We put the posters on the board and discuss the order in which they should be hung: Prejudice, Legal Discrimination, Separation and Isolation, Preparation for Killing, and Extermination—and the one that could be hung anywhere and everywhere along the continuum: Propaganda.
Then, after a brief introduction, I instruct them to repeat the research—this time researching Rwanda. They create, again, poster essays that depict the progress of the genocide there—from the identity cards issued by the Belgians when Rwanda was still a colony to the hate radio broadcasts that mobilized the Interahamwe.
They hang the posters side-by-side on the whiteboards in my classroom: the Holocaust and the Rwandan genocide. I am not interested in discussions of scale—it’s not that kind of comparison. I am interested in the pattern.
By studying the Holocaust and the Rwandan genocide side-by-side, my students come to see that neither was an aberration of history. By studying the pattern, they realize that genocide has its roots in attitudes that show up in day-to-day interactions, the kinds of discriminatory behaviors they themselves encounter not just in the evening news, but in the lunchroom, on the playground, in the halls, in gym class. Sometimes we call it bullying.
My students come face-to-face with the pernicious effects of prejudice in their study of these two genocides, and they understand the importance of speaking out against ethnic jokes in the lunchroom, bullying in the halls, discriminatory laws in their state and country, and unfolding events in places like Sudan. They understand the moral imperative to be inclusive rather than exclusive, to accept rather than reject.
My students see that they can work to prevent genocide by voicing opposition to the prejudice they encounter and by engaging in activities that promote peace and understanding—both locally and globally. Sometimes it is as simple as writing letters to their Congressional representatives, to the Secretary-General of the United Nations, to the President.

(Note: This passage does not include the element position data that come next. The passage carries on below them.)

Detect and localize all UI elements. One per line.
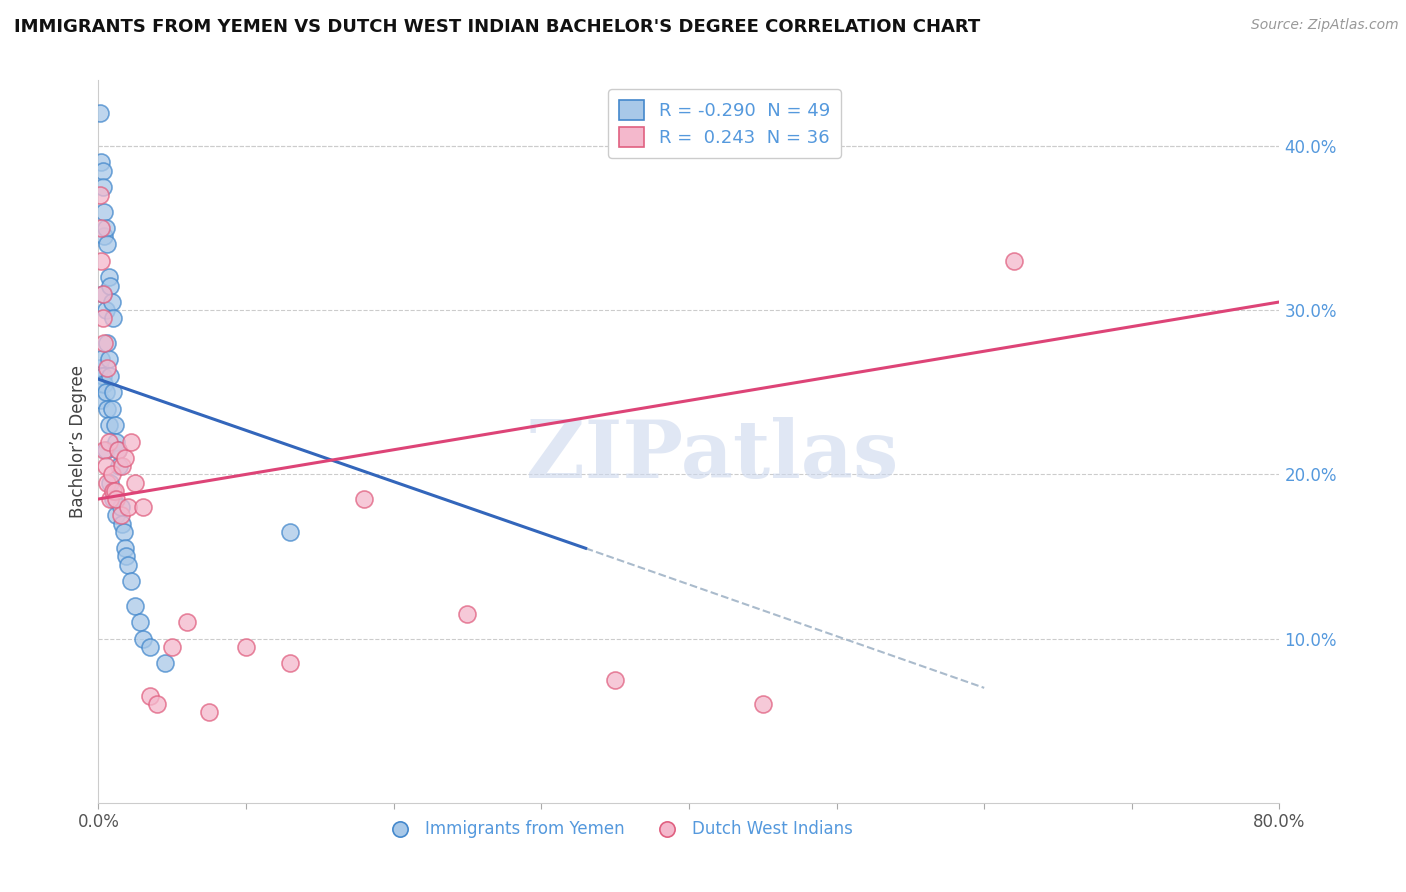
Point [93,377,115,392]
Point [110,500,132,515]
Point [124,475,146,490]
Point [235,640,257,654]
Point [94,385,117,400]
Point [93,336,115,351]
Point [100,295,122,310]
Point [98,368,121,383]
Y-axis label: Bachelor’s Degree: Bachelor’s Degree [69,365,87,518]
Point [96,401,118,416]
Point [93,204,115,219]
Point [94,459,117,474]
Point [98,278,121,293]
Point [117,558,139,572]
Point [114,450,136,465]
Point [97,352,120,367]
Point [97,434,120,449]
Point [128,615,150,630]
Point [457,607,479,621]
Point [96,237,118,252]
Point [114,541,136,556]
Legend: Immigrants from Yemen, Dutch West Indians: Immigrants from Yemen, Dutch West Indian… [377,814,859,845]
Point [91,163,114,178]
Point [139,640,162,654]
Point [115,549,138,564]
Point [96,475,118,490]
Point [280,524,302,539]
Point [90,352,112,367]
Point [90,221,112,235]
Point [89,360,111,375]
Point [353,491,375,506]
Point [111,459,134,474]
Point [89,106,111,120]
Point [91,368,114,383]
Point [98,491,121,506]
Point [103,491,125,506]
Point [90,253,112,268]
Point [108,459,131,474]
Point [162,640,183,654]
Point [103,311,125,326]
Point [90,155,112,169]
Point [124,599,146,613]
Point [96,360,118,375]
Point [90,393,112,408]
Point [132,500,155,515]
Point [103,483,125,498]
Point [120,574,142,588]
Point [97,270,120,285]
Point [605,673,627,687]
Point [103,385,125,400]
Point [93,442,115,457]
Point [117,500,139,515]
Point [89,188,111,202]
Point [91,286,114,301]
Point [96,336,118,351]
Point [94,442,117,457]
Point [280,657,302,671]
Point [97,418,120,433]
Point [112,524,135,539]
Point [110,508,132,523]
Point [100,401,122,416]
Point [94,221,117,235]
Point [104,483,127,498]
Point [139,689,162,703]
Point [105,491,128,506]
Point [176,615,198,630]
Point [93,229,115,244]
Point [107,442,129,457]
Point [91,311,114,326]
Point [105,508,128,523]
Point [91,286,114,301]
Point [91,180,114,194]
Point [94,303,117,318]
Text: ZIPatlas: ZIPatlas [526,417,898,495]
Point [1002,253,1025,268]
Point [120,434,142,449]
Point [153,657,176,671]
Point [104,418,127,433]
Point [111,516,134,531]
Point [107,442,129,457]
Text: Source: ZipAtlas.com: Source: ZipAtlas.com [1251,18,1399,32]
Point [98,475,121,490]
Point [146,698,169,712]
Text: IMMIGRANTS FROM YEMEN VS DUTCH WEST INDIAN BACHELOR'S DEGREE CORRELATION CHART: IMMIGRANTS FROM YEMEN VS DUTCH WEST INDI… [14,18,980,36]
Point [105,434,128,449]
Point [198,706,221,720]
Point [90,377,112,392]
Point [752,698,775,712]
Point [132,632,155,646]
Point [100,467,122,482]
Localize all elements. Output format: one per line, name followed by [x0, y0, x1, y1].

We live in a democracy where it is our right and our duty to let our voices be heard, to be “upstanders” for justice, not voiceless bystanders in the face of evil—and this responsibility becomes real for them.
This past week, at the United States Holocaust Memorial Museum, Elie Wiesel and President Obama spoke about genocide prevention. In fact, on the very day my students and I were having a discussion about what they could do personally to combat the forces of prejudice and discrimination, these two men were discussing what the nation could do. I watched the video that night at home: My students had said many of the very same things these compelling leaders had said. I showed the video the very next day.
Genocide survivors tell their stories—in books, films, and essays—not to create works of art that will make them famous, but with the hope that the lessons of their nightmares will not be forgotten, that people of conscience will work to stop incipient genocides before they occur and to speak out against ongoing tragedies. Teaching our children what they can do to combat evil in the world is work that teachers can do, must do.